No, the stone and the water are different things. But light, whether thought
of as waves or as particles, is the same thing. And if you think of light as a
particle, you are wrong. If you think of it as a wave, you are also wrong.
That's just the way the universe was put together - it's not my fault. g.
It is a fundamental axiom of physics that for very small particles
you can measure either the wave or the particle, but not both
simultaneously.
True enough.
The reason is there is nothing small enough to see both.
Never thought of it that way, but I don't think it's quite right. I thnk the
reason is more fundamental. "Stuff" is just made of something we don't
understand, and the ways we have though of so far are inadequate when put to
the test, though they make perfect sense in the macroscopic sense.

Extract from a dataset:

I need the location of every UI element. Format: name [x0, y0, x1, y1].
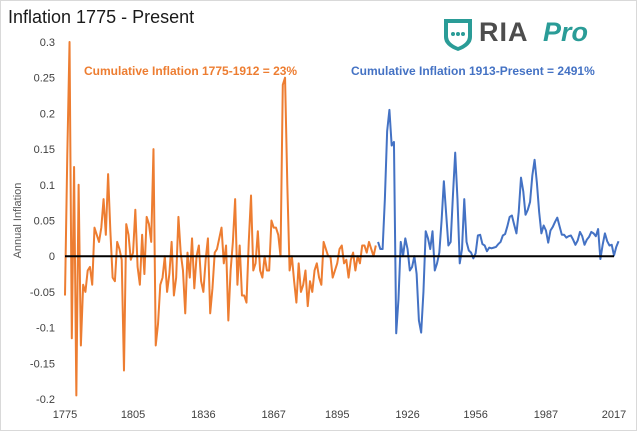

The light bulb does not create photons. It emits photons that are already
stored in the bulb.
The bulb too does create photons... photons that didn't exist before. It does
so by resisting the motion of electons, and therefore sucking some of their
energy into making the bulb hot, and this releases energy in the form of
photons.
Ok, so just what IS a photon?
Think of an electric field that points up and down, and keeps on switching
directions at some rate. Now think of a magnetic field that points left and
right, but switches directions at the same rate, just a bit out of phase. As
the electric field collapses it generates a magnetic field, and as the magnetic
field collapses it generates an electric field, and the two chase each other at
the speed of light. It's not a perfect description, but it's pretty close to
what a photon is.
It takes energy to make these fields wiggle like that, the energy comes from
the motion of electons in their orbitals. When things happen just right, the
electron collapses, exhausted, back into a lower orbital, and a spurt of energy
in the form of the wiggling Electric and Magnetic fields shoots out. A photon
has been emitted. That's where they come from.